Pregnancy and Breastfeeding
- Pregnancy Safety Category: Not explicitly stated in the provided resources, however, use during pregnancy and breastfeeding not recommended unless clearly needed and the benefits outweigh the potential risks.
- Animal studies with nitazoxanide did not reveal evidence of teratogenicity, but there are no controlled human studies. Ofloxacin use during pregnancy is associated with potential fetal harm.
- Both drugs are excreted in breast milk. The safety during breastfeeding hasn’t been established.
Drug Profile Summary
- Mechanism of Action: Nitazoxanide: inhibits PFOR in parasites. Ofloxacin: inhibits bacterial DNA gyrase and topoisomerase IV.
- Side Effects: Nausea, vomiting, stomach pain, headache, diarrhea; rare but serious: allergic reactions, tendon rupture.
- Contraindications: Hypersensitivity, hepatic encephalopathy, C. difficile infection, tendon issues, G6PD deficiency, pregnancy/lactation.
- Drug Interactions: Warfarin, zinc, metformin, NSAIDs, amiodarone, antacids.
- Pregnancy & Breastfeeding: Use with caution if benefits outweigh risks. Not generally recommended.
- Dosage: Adults: 500mg/200mg twice daily for 3 days. Pediatric dosage available for oral suspension based on age.
- Monitoring Parameters: Renal function, signs of allergic reaction, tendon pain.
Popular Combinations
- No specific “popular combinations” beyond the given combination itself were found in the provided resources.
Precautions
- Renal and hepatic impairment.
- History of seizures or QT prolongation.
- Hypersensitivity reactions.
- Pregnancy and breastfeeding.
- Alcohol should be avoided.
FAQs (Frequently Asked Questions)
Q1: What is the recommended dosage for Nitazoxanide + Ofloxacin?
A: Adults: 500 mg nitazoxanide + 200 mg ofloxacin every 12 hours for 3 days. Pediatric dosages are based on age and available as an oral suspension.
Q2: What are the common side effects?
A: Nausea, vomiting, stomach pain, headache, and diarrhea are common side effects.
Q3: Is Nitazoxanide + Ofloxacin safe in pregnancy?
A: Not generally recommended. Consult a doctor for risk/benefit assessment if considering use during pregnancy.
Q4: Can I take this medication with antacids?
A: No, antacids can interfere with the absorption of Ofloxacin. Avoid taking them within two hours of each other.
Q5: What should I do if I miss a dose?
A: Take the missed dose as soon as you remember, unless it’s close to your next scheduled dose. Do not double the dose.
Q6: Can this medication be used in children?
A: Yes, but the dosage is different for younger children, typically administered as an oral suspension. Consult a doctor for pediatric dosing.
Q7: How does this medication work against parasites and bacteria?

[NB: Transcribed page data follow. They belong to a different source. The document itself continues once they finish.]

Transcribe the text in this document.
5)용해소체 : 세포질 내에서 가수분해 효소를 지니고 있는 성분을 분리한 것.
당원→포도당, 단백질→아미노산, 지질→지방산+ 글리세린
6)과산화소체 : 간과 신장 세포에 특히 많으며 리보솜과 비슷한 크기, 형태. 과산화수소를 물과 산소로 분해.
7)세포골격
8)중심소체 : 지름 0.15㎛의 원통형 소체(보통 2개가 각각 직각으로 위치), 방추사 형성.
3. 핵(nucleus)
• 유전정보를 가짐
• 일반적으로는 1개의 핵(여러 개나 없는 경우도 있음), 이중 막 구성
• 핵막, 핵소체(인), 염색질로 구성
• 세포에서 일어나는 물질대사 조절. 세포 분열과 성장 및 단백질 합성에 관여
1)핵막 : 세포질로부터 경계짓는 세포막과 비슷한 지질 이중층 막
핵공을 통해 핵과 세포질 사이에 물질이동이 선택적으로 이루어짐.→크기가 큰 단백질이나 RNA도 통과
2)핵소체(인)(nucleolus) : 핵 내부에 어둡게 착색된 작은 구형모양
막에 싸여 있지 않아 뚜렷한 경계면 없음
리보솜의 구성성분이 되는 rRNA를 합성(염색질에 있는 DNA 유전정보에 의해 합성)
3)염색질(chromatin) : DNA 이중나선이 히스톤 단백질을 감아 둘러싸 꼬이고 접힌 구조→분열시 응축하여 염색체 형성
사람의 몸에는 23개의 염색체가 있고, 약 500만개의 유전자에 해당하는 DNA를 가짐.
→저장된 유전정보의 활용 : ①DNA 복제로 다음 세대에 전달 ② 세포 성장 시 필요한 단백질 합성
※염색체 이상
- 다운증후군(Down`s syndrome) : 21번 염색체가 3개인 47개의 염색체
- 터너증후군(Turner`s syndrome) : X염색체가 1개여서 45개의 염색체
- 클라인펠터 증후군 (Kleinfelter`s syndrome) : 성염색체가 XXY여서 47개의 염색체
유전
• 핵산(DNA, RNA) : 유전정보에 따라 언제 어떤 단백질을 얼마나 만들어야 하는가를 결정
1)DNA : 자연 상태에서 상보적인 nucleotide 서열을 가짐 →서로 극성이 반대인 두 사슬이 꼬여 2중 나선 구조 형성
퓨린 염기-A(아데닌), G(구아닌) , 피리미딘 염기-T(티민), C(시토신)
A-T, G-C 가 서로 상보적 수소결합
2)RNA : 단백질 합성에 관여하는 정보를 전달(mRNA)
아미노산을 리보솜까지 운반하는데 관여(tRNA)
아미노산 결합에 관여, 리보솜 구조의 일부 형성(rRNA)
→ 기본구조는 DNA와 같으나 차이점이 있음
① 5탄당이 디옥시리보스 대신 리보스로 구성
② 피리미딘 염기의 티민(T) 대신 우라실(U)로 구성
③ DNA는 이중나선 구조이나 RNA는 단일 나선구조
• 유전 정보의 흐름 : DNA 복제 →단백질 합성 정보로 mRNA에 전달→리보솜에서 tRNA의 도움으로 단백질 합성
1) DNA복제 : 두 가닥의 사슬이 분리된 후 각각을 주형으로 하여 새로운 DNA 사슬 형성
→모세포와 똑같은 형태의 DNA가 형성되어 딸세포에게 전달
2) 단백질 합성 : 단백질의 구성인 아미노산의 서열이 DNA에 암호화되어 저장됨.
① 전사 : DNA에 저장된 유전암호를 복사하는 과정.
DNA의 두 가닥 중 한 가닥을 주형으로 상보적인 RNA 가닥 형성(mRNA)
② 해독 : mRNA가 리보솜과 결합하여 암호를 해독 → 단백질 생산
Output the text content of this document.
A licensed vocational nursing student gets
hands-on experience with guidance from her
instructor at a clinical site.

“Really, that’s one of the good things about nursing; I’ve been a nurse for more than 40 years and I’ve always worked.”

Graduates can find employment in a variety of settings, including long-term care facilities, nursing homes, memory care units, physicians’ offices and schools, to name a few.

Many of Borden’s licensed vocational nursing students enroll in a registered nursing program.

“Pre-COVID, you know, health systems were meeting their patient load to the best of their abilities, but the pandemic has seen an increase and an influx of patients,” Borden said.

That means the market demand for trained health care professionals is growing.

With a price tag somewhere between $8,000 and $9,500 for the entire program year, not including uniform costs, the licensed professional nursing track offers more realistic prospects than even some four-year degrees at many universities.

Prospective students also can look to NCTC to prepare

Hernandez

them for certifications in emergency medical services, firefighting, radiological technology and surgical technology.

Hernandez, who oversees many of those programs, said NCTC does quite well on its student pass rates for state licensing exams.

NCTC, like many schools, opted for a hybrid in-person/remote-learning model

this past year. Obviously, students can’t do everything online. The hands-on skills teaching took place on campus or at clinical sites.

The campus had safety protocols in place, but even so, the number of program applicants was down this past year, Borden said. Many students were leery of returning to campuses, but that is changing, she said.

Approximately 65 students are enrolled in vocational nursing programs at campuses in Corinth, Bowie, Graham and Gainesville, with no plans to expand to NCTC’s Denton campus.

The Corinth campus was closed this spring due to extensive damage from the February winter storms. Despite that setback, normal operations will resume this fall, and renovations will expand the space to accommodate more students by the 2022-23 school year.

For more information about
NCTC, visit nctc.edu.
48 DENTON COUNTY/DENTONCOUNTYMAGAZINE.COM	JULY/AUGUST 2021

A: Nitazoxanide targets parasite energy metabolism. Ofloxacin targets bacterial DNA replication.
Q8: What are the serious side effects I should watch out for?
A: Allergic reactions (rash, itching, swelling, breathing problems), tendon rupture, and peripheral neuropathy. Seek immediate medical attention if any of these develop.
Q9: Are there any dietary restrictions while taking this medication?
A: Maintaining adequate hydration is especially important, especially if diarrhea is present. Avoid alcohol. No other specific restrictions are mentioned.